My first tempo run I did the 2 miles then changed into my regular running shoes to complete my workout. I didn't have any problems after that run which was Wednesday of last week. I did not wear the new shoes again until yesterday. I didn't change shoes after the 2 miles. And, now that I think about it, I started feeling the pain while I was doing the tempo run.

John, you said too fast too soon. Any ideas how I should be doing tempo runs at this point? My typical workout is a run/walk with 3 mins running followed by 2 mins walking. While training for the Wine and Dine I did several Galloway "magic miles" and my pace for those was in the 8:15-8:30 range.

When I decided to do tempo runs I thought I would start with just 2 miles at that pace, then go back to my run/walk at my regular training pace. Any suggestions on how to start my tempo runs? Or, maybe forget the idea of speed work altogether?
 
As others have said, speed work + new shoes + minimalist shoes = problems.

If you have not done speedwork before, I would really not start with a 2 mile tempo run. Since you are on a 3/2 interval, I would think about doing 3 minutes at your tempo pace, then 2 easy minutes of walk/slow jog, and probably only do that for a total of 20 minutes, maximum. Speedwork is a great way to get faster, provided that you do not get hurt, and speedwork is one of the easiest ways to get hurt.
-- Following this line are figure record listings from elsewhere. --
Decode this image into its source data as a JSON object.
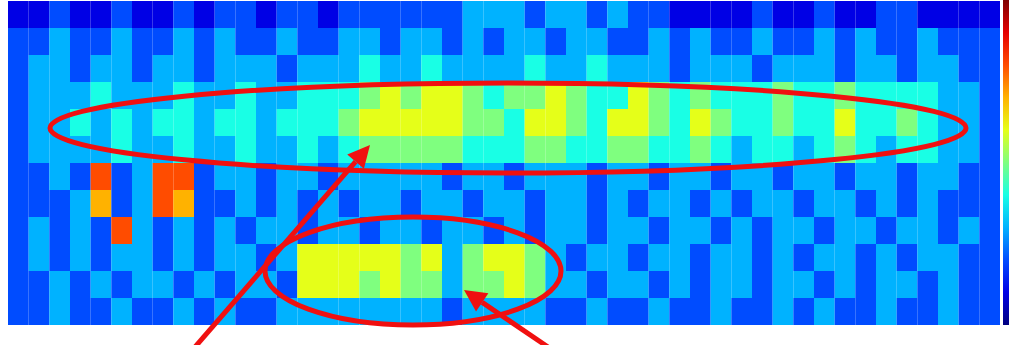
{
  "chart_data": {
    "type": "heatmap",
    "tick_labels": false,
    "zlim": [
      0,
      10
    ],
    "cells": [
      [
        1,
        1,
        2,
        1,
        1,
        2,
        1,
        1,
        2,
        1,
        2,
        2,
        1,
        2,
        2,
        1,
        2,
        2,
        2,
        2,
        2,
        2,
        3,
        3,
        3,
        2,
        3,
        3,
        2,
        3,
        2,
        2,
        1,
        1,
        1,
        1,
        2,
        1,
        1,
        2,
        1,
        1,
        2,
        2,
        1,
        1,
        1,
        1
      ],
      [
        2,
        2,
        3,
        2,
        2,
        3,
        2,
        2,
        3,
        2,
        3,
        2,
        2,
        3,
        2,
        2,
        3,
        3,
        2,
        3,
        3,
        2,
        3,
        2,
        3,
        3,
        2,
        3,
        3,
        2,
        2,
        3,
        2,
        3,
        2,
        2,
        3,
        2,
        2,
        3,
        2,
        3,
        2,
        2,
        3,
        2,
        2,
        2
      ],
      [
        2,
        3,
        3,
        2,
        3,
        3,
        2,
        3,
        3,
        2,
        3,
        3,
        3,
        2,
        3,
        3,
        3,
        4,
        3,
        3,
        4,
        3,
        3,
        3,
        3,
        4,
        3,
        3,
        4,
        3,
        3,
        3,
        2,
        3,
        3,
        3,
        2,
        3,
        3,
        3,
        2,
        3,
        3,
        2,
        3,
        3,
        2,
        2
      ],
      [
        2,
        3,
        3,
        3,
        4,
        3,
        3,
        3,
        4,
        3,
        3,
        4,
        3,
        3,
        4,
        4,
        4,
        5,
        6,
        5,
        6,
        6,
        5,
        4,
        5,
        5,
        6,
        5,
        4,
        4,
        6,
        5,
        4,
        5,
        4,
        4,
        4,
        5,
        4,
        4,
        5,
        4,
        4,
        4,
        4,
        3,
        3,
        2
      ],
      [
        2,
        3,
        3,
        4,
        3,
        4,
        3,
        4,
        4,
        3,
        4,
        4,
        3,
        4,
        4,
        4,
        5,
        6,
        6,
        6,
        6,
        6,
        5,
        5,
        4,
        6,
        6,
        5,
        4,
        6,
        6,
        5,
        4,
        6,
        5,
        4,
        4,
        5,
        4,
        4,
        6,
        4,
        4,
        5,
        4,
        3,
        3,
        2
      ],
      [
        2,
        3,
        3,
        3,
        3,
        4,
        3,
        3,
        4,
        3,
        3,
        4,
        3,
        3,
        4,
        3,
        4,
        5,
        5,
        5,
        5,
        5,
        4,
        4,
        4,
        5,
        5,
        4,
        4,
        5,
        5,
        4,
        4,
        5,
        4,
        3,
        4,
        4,
        3,
        4,
        5,
        4,
        3,
        4,
        4,
        3,
        3,
        2
      ],
      [
        2,
        2,
        3,
        2,
        8,
        2,
        3,
        8,
        8,
        2,
        3,
        3,
        2,
        3,
        3,
        2,
        3,
        3,
        3,
        3,
        3,
        2,
        3,
        3,
        2,
        3,
        3,
        3,
        2,
        3,
        3,
        2,
        3,
        3,
        2,
        3,
        3,
        2,
        3,
        3,
        2,
        3,
        3,
        2,
        3,
        3,
        2,
        2
      ],
      [
        2,
        2,
        2,
        3,
        7,
        2,
        3,
        8,
        7,
        2,
        2,
        3,
        2,
        3,
        2,
        3,
        2,
        3,
        3,
        2,
        3,
        3,
        2,
        3,
        3,
        2,
        3,
        3,
        2,
        3,
        2,
        3,
        3,
        2,
        3,
        2,
        3,
        3,
        2,
        3,
        3,
        2,
        3,
        2,
        3,
        2,
        2,
        2
      ],
      [
        2,
        3,
        2,
        3,
        2,
        8,
        3,
        2,
        3,
        2,
        3,
        2,
        3,
        3,
        2,
        3,
        3,
        2,
        3,
        3,
        2,
        3,
        3,
        2,
        3,
        2,
        3,
        3,
        2,
        3,
        3,
        2,
        3,
        3,
        2,
        3,
        2,
        3,
        3,
        2,
        3,
        3,
        2,
        3,
        3,
        2,
        3,
        2
      ],
      [
        2,
        3,
        2,
        3,
        2,
        3,
        3,
        2,
        3,
        2,
        3,
        3,
        2,
        3,
        6,
        6,
        6,
        6,
        6,
        5,
        6,
        3,
        5,
        6,
        6,
        5,
        3,
        2,
        3,
        3,
        2,
        3,
        3,
        2,
        3,
        3,
        2,
        3,
        2,
        3,
        3,
        2,
        3,
        2,
        3,
        3,
        2,
        2
      ],
      [
        2,
        2,
        3,
        2,
        3,
        2,
        3,
        3,
        2,
        3,
        2,
        3,
        3,
        2,
        6,
        6,
        6,
        5,
        6,
        5,
        5,
        3,
        5,
        5,
        6,
        5,
        3,
        3,
        2,
        3,
        3,
        2,
        3,
        2,
        3,
        3,
        2,
        3,
        3,
        2,
        3,
        2,
        3,
        3,
        2,
        3,
        2,
        2
      ],
      [
        2,
        2,
        3,
        2,
        2,
        3,
        2,
        2,
        3,
        2,
        3,
        2,
        2,
        3,
        3,
        3,
        3,
        3,
        3,
        3,
        3,
        2,
        3,
        3,
        3,
        3,
        2,
        2,
        3,
        2,
        2,
        3,
        2,
        2,
        3,
        2,
        2,
        3,
        2,
        3,
        2,
        2,
        3,
        2,
        2,
        3,
        2,
        2
      ]
    ]
  }
}
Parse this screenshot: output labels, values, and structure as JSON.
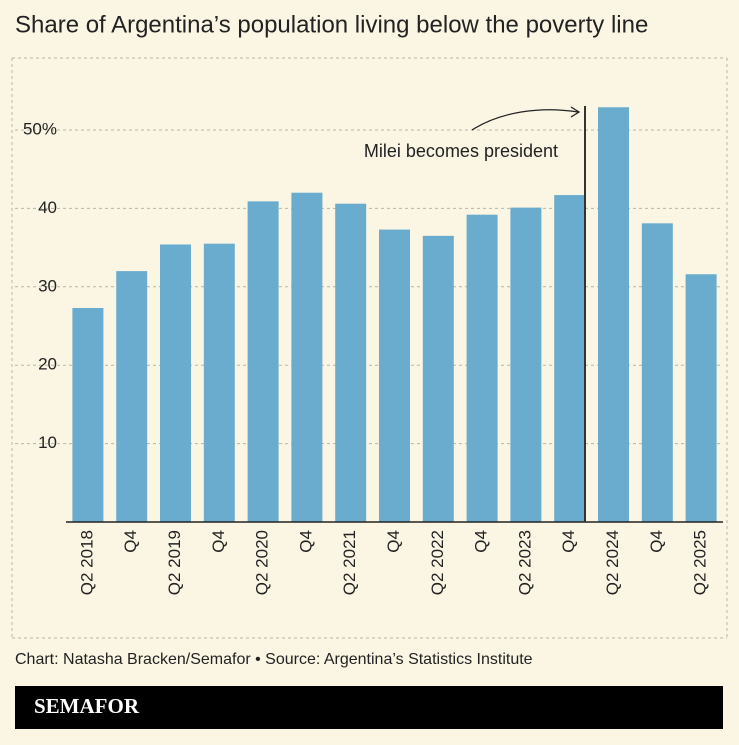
{
  "chart_data": {
    "type": "bar",
    "title": "Share of Argentina’s population living below the poverty line",
    "categories": [
      "Q2 2018",
      "Q4",
      "Q2 2019",
      "Q4",
      "Q2 2020",
      "Q4",
      "Q2 2021",
      "Q4",
      "Q2 2022",
      "Q4",
      "Q2 2023",
      "Q4",
      "Q2 2024",
      "Q4",
      "Q2 2025"
    ],
    "values": [
      27.3,
      32.0,
      35.4,
      35.5,
      40.9,
      42.0,
      40.6,
      37.3,
      36.5,
      39.2,
      40.1,
      41.7,
      52.9,
      38.1,
      31.6
    ],
    "color": "#6aacce",
    "ylim": [
      0,
      60
    ],
    "yticks": [
      10,
      20,
      30,
      40,
      {
        "value": 50,
        "label": "50%"
      }
    ],
    "grid": true,
    "annotation": "Milei becomes president",
    "source": "Chart: Natasha Bracken/Semafor • Source: Argentina’s Statistics Institute",
    "brand": "SEMAFOR"
  }
}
I don't think that minimalist shoes are a problem per se (disclaimer - I run in Vibrams myself), but a lot of people get them, and try to run their normal runs in them right from the get go. This invariably leads to injury. If you want to run in minimalist shoes, you pretty much need to go back to the very beginnings of a C2K program, and slow run for 30 seconds, walk for 2 or 3 minutes. And then don't wear them to run in again for at least a day, preferably two. And start on grass, if you can, not treadmill or concrete.

Anyway, hope it is feeling better. RICE, and if it is not getting better in a day or two, see a doc.
 
Thank you for that advice on easing the tempo run into my workouts. Makes sense. Not sure if my shoes are truly minimalist as much as they are very lightweight.
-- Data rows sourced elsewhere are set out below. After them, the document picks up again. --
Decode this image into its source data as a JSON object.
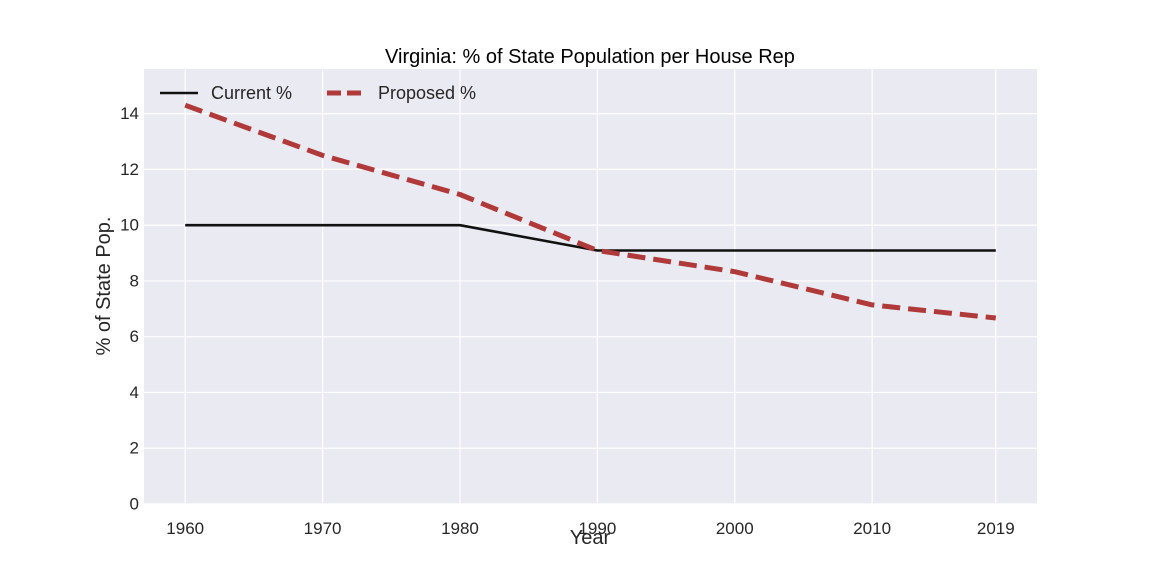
{
  "chart_data": {
    "type": "line",
    "title": "Virginia: % of State Population per House Rep",
    "xlabel": "Year",
    "ylabel": "% of State Pop.",
    "x": [
      1960,
      1970,
      1980,
      1990,
      2000,
      2010,
      2019
    ],
    "xticks": [
      1960,
      1970,
      1980,
      1990,
      2000,
      2010,
      2019
    ],
    "xlim": [
      1957,
      2022
    ],
    "ylim": [
      0,
      15.6
    ],
    "yticks": [
      0,
      2,
      4,
      6,
      8,
      10,
      12,
      14
    ],
    "grid": true,
    "legend_position": "top-left",
    "series": [
      {
        "name": "Current %",
        "values": [
          10.0,
          10.0,
          10.0,
          9.09,
          9.09,
          9.09,
          9.09
        ],
        "color": "#111111",
        "style": "solid"
      },
      {
        "name": "Proposed %",
        "values": [
          14.3,
          12.5,
          11.1,
          9.09,
          8.33,
          7.14,
          6.67
        ],
        "color": "#b03a3a",
        "style": "dashed"
      }
    ]
  },
  "colors": {
    "plot_background": "#eaeaf2",
    "grid": "#ffffff"
  }
}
I have been very blessed to not have I injuries in the 4.5 years I have been at this. Sooo, I have not paid much attention to the injury threads. Please tell me what RICE stands for.

I am content not to get faster if it means remaining injury free.
 
Rest-Ice-Compression-Elevation

Not an authority on run/walk since I am basically a walker getting into jogging so I will leave it up to others for suggestions about your training. BTW, my walking Magic Mile is 8:16.
 
My ankle is about back to normal. I have been resting since my run on Tuesday when I hurt my ankle.

I appreciate everyone's comments here. If I decide to go back to speed work I will take it much more slowly.